2 Peter 3:10 says “But the day of the Lord will come like a thief, in which the heavens will pass away with a roar and the elements will be desroyed with intense heat.”
This was written 2,000 years ago by an unschooled fisherman who was inspired by God. Peter was speaking of the end times, “the day of the Lord” which is spoken of in other passages as “great and terrible.” But our focus here is on the concept of elements melting or being destroyed. Note the way the various translations render the key terms:
ESV: burned up and dissolved
NASB: destroyed with intense heat
KJV: melt with fervent heat
NRSV: dissolved with fire
One of the terms here means to unloose or to untie. So the phrase is that the elements themselves will be unloosed or dissolved and consumed with intense heat.

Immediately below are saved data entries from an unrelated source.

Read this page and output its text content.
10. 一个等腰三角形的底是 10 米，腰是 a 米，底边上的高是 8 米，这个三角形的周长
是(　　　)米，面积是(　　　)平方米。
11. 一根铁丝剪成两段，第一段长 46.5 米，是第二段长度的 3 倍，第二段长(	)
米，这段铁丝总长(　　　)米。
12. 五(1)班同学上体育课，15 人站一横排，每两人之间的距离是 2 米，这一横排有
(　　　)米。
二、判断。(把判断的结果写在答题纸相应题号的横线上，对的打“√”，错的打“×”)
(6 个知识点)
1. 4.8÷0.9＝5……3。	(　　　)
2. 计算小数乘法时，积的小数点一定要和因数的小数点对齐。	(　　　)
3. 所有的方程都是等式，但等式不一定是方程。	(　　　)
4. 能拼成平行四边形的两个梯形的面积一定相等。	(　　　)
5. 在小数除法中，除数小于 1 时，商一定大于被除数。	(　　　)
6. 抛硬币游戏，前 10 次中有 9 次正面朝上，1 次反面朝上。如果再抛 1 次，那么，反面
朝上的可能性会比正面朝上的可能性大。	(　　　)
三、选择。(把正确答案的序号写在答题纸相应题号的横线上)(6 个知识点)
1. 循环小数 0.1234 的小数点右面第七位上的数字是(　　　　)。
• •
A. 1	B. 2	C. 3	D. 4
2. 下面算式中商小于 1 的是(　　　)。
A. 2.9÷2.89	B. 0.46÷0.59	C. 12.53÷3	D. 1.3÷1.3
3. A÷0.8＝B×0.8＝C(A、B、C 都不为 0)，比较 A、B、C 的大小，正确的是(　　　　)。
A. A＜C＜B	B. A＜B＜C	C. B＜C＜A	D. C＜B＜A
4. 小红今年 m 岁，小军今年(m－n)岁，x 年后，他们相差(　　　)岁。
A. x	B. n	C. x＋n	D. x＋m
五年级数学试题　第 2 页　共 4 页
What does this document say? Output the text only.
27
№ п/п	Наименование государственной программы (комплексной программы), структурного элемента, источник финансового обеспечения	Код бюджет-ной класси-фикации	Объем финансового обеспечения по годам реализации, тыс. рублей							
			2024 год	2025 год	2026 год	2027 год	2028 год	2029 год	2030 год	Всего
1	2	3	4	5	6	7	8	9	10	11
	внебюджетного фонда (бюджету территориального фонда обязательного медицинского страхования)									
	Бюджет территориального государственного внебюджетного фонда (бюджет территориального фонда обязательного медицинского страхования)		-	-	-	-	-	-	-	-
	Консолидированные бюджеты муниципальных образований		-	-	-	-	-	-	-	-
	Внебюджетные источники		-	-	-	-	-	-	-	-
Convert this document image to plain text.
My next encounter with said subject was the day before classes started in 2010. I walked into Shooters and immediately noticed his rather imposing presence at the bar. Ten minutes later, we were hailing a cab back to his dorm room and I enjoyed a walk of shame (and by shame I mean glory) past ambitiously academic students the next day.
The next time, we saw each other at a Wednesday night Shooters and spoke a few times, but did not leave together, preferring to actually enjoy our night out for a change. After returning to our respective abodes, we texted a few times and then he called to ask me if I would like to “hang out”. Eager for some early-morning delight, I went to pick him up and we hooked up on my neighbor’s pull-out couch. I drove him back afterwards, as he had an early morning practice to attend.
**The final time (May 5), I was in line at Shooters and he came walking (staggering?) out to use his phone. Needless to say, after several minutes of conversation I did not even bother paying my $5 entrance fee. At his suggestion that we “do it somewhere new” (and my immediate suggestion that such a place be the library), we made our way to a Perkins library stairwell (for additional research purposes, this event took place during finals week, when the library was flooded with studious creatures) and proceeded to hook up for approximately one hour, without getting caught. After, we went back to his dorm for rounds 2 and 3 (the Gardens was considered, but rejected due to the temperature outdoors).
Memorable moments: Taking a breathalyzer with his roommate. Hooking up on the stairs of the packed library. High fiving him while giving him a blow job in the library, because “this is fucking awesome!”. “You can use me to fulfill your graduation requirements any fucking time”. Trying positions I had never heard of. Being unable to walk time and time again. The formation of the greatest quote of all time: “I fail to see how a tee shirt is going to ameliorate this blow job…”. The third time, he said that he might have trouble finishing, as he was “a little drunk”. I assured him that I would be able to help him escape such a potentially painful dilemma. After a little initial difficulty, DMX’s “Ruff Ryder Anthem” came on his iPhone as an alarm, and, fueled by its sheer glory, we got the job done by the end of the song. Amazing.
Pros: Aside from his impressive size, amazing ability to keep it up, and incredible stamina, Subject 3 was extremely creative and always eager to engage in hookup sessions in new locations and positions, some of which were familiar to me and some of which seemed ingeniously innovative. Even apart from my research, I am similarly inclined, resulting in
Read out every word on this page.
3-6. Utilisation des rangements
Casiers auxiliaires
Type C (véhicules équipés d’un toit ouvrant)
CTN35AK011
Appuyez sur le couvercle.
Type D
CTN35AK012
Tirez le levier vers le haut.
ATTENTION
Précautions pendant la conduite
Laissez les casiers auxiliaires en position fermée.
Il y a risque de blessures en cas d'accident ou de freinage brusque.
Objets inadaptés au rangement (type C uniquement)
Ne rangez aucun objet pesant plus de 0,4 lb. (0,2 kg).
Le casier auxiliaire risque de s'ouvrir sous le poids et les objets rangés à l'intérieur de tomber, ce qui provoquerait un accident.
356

I’ve always found this interesting, since the ancient Greek term for atom meant “uncuttable.” The thought was that objects were made of little hard pellets of matter that were indestructable and could not be cut. We know today that atoms can indeed be cut, and doing so unleashes tremendous energy. We also know that matter can be converted to energy, such that dissolving the atom releases heat energy.
So it seems that an unschooled fisherman in the first century has given us a hint at what it took modern science a good while to demonstrate. We can hold this to be one more support for the accuracy of the Bible.